Brown rice is a better source of calcium, copper, iron, magnesium, manganese, phosphorus, potassium, selenium, sodium, and zinc than teff.

Brown rice and teff contain the same amount of fluoride.

Check out the table below to learn how brown rice and teff compare when it comes to mineral content.

Brown riceTeff
Calcium33 mg180 mg
Copper0.277 mg0.81 mg
Iron1.8 mg7.63 mg
Magnesium143 mg184 mg
Manganese3.74 mg9.24 mg
Phosphorus264 mg429 mg
Potassium268 mg427 mg
Selenium2.7 µg4.4 µg
Sodium4 mg12 mg
Zinc2.02 mg3.63 mg

The Final Word

This article highlighted the similarities and differences between brown rice and teff.

Grains, also known as cereal grains, are an important source of nutrition for many people around the world.
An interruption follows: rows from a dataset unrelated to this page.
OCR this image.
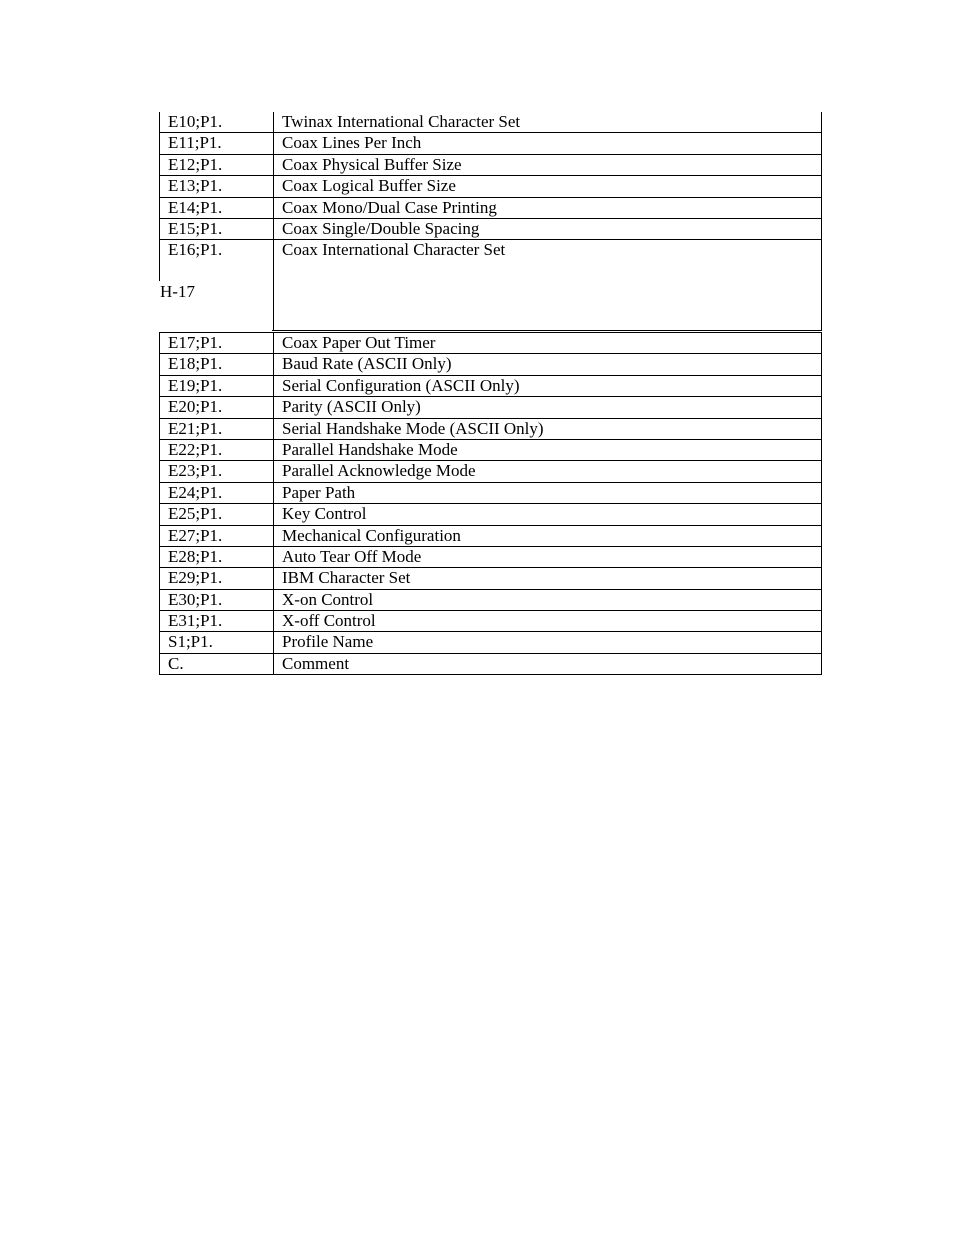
E10;P1.	Twinax International Character Set
E11;P1.	Coax Lines Per Inch
E12;P1.	Coax Physical Buffer Size
E13;P1.	Coax Logical Buffer Size
E14;P1.	Coax Mono/Dual Case Printing
E15;P1.	Coax Single/Double Spacing
E16;P1.	Coax International Character Set
H-17
E17;P1.	Coax Paper Out Timer
E18;P1.	Baud Rate (ASCII Only)
E19;P1.	Serial Configuration (ASCII Only)
E20;P1.	Parity (ASCII Only)
E21;P1.	Serial Handshake Mode (ASCII Only)
E22;P1.	Parallel Handshake Mode
E23;P1.	Parallel Acknowledge Mode
E24;P1.	Paper Path
E25;P1.	Key Control
E27;P1.	Mechanical Configuration
E28;P1.	Auto Tear Off Mode
E29;P1.	IBM Character Set
E30;P1.	X-on Control
E31;P1.	X-off Control
S1;P1.	Profile Name
C.	Comment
They are a rich source of carbohydrates, which provide energy for the body.

Whole grains contain important vitamins and minerals, such as B vitamins and iron. Whole grains, in particular, are high in dietary fiber and can help with digestion and weight management.

They may also have other health benefits, such as reducing the risk of heart disease, diabetes, and certain types of cancer.

Grains are also a staple food and an important source of food security in many parts of the world.